UML provides a unique opportunity for tool development: by unifying the user community it increases the potential rewards from building powerful tools, and the fact that UML is a (comparatively) carefully defined language with a (comparatively) well-developed notion of model consistency makes more exciting capabilities possible. Tools for UML are developing fast, but there is enormous scope for improvement; indeed the current market leaders have been (unfairly?) described as "glorified drawing tools".

We discuss the state of the art, problems which future tools may address, where existing techniques should apply, and promising lines for investigation. The tutorial will include opportunity for participants to explore their own ideas on the subject.
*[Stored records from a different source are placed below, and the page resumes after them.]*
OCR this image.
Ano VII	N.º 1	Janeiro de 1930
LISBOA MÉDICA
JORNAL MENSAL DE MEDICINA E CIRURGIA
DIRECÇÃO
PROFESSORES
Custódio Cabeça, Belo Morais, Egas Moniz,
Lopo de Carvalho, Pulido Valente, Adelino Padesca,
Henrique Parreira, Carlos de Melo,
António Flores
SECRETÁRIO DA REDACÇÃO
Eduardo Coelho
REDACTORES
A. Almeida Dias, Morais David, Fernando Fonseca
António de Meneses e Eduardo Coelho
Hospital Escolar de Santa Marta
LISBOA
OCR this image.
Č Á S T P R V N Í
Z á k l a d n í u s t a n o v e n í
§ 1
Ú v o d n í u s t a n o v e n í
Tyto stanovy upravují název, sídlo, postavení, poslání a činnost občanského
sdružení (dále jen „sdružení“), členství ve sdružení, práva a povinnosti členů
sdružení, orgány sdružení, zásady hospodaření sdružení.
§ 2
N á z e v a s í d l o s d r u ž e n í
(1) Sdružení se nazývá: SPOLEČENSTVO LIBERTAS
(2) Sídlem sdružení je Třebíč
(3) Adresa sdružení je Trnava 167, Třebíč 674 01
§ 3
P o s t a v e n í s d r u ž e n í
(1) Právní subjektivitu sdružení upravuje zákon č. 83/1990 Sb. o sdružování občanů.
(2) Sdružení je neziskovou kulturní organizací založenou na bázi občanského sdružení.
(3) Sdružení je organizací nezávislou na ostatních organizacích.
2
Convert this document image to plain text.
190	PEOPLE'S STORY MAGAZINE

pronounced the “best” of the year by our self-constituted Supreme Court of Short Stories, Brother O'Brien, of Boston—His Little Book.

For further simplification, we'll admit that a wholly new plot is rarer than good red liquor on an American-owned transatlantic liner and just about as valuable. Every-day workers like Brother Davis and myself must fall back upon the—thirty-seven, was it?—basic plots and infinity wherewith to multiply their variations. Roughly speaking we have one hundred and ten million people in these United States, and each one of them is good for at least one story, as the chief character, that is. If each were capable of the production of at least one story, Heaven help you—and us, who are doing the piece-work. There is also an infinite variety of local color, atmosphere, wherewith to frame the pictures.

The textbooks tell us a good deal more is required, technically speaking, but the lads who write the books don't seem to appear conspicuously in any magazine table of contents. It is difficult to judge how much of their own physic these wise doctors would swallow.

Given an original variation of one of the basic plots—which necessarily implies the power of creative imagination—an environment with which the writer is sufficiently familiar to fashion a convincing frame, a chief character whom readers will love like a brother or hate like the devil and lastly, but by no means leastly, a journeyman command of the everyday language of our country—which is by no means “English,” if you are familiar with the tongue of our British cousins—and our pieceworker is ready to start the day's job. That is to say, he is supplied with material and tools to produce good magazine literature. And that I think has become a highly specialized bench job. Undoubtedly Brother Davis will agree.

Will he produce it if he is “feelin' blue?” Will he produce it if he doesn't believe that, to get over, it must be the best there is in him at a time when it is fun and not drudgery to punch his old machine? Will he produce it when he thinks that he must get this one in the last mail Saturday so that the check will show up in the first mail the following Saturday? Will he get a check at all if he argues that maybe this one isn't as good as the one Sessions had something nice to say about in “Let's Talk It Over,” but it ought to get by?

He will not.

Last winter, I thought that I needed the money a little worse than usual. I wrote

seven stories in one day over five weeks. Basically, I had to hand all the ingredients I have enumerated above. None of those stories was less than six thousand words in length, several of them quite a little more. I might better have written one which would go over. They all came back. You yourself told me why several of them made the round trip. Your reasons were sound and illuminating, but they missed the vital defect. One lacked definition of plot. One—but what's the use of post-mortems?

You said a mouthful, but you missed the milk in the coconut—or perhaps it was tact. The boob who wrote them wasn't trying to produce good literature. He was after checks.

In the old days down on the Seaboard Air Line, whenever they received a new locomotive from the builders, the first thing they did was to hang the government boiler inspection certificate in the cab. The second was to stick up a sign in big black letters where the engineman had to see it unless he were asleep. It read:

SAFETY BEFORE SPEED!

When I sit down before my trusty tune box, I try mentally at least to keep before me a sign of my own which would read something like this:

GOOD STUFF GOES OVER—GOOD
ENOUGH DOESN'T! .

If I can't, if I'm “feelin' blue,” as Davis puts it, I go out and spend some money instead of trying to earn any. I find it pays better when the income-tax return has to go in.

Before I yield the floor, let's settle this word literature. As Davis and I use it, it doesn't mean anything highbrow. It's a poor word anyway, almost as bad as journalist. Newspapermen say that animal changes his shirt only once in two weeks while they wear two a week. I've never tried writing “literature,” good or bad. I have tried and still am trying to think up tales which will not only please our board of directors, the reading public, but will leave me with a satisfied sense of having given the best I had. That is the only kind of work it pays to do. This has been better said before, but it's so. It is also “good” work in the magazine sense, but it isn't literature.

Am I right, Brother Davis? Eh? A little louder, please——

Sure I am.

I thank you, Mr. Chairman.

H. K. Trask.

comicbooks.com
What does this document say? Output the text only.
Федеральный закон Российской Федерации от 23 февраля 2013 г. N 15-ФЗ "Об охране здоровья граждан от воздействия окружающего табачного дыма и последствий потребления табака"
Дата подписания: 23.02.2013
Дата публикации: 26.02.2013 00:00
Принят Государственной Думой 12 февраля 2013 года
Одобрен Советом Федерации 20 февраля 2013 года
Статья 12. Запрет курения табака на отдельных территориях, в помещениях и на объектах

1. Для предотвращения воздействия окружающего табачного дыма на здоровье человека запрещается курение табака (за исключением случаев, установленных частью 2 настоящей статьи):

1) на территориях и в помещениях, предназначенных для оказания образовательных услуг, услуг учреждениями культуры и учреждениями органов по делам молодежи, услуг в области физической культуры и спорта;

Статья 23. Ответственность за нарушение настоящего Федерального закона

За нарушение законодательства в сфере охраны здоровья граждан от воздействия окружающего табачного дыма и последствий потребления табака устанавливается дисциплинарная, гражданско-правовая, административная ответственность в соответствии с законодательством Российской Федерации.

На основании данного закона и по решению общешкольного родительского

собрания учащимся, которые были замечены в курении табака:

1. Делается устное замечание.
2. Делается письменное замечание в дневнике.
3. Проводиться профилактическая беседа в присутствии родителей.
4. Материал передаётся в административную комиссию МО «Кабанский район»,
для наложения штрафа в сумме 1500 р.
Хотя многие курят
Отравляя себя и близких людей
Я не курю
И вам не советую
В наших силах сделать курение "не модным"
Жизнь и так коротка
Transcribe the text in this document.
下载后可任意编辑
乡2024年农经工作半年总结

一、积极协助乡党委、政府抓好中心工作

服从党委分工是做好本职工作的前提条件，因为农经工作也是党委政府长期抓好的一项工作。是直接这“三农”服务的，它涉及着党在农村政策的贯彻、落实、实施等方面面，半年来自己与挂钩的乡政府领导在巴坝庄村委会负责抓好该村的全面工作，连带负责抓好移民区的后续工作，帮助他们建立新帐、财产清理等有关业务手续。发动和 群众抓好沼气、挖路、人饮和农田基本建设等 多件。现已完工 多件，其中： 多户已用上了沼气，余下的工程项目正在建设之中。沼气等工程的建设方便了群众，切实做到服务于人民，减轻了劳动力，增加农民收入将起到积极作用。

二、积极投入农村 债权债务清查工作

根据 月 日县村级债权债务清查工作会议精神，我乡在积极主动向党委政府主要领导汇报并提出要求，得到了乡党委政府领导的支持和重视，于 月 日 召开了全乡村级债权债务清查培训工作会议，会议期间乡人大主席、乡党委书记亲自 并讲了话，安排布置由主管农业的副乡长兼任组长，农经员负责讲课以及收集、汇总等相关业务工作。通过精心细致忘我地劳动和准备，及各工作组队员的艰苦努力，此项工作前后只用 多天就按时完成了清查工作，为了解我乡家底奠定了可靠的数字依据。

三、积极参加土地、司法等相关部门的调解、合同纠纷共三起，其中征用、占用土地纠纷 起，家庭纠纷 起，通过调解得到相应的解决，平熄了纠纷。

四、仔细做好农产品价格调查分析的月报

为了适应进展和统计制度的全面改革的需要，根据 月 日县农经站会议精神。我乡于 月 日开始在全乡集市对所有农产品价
The intended audience includes UML tool developers, UML tool users and (especially) choosers, and anyone interested in the definition and support of UML. You should be familiar with UML, although not necessarily intimate with the standards documents.

Perdita Stevens is a lecturer in software engineering in the Division of Informatics at Edinburgh University. Her background includes working as a professional software engineer, consultancy in UML and object orientation, and research from knowledge transfer for legacy systems to verification tools for infinite-state systems using games.

From October 2000 she will hold an EPSRC Advanced Research Fellowship to investigate "Supporting Software Design", especially the ways in which formal techniques can underlie a future generation of powerful, usable and soundly-based UML tools.

Her textbook "Using UML" has been reprinted 5 times and widely adopted; two translations are in progress.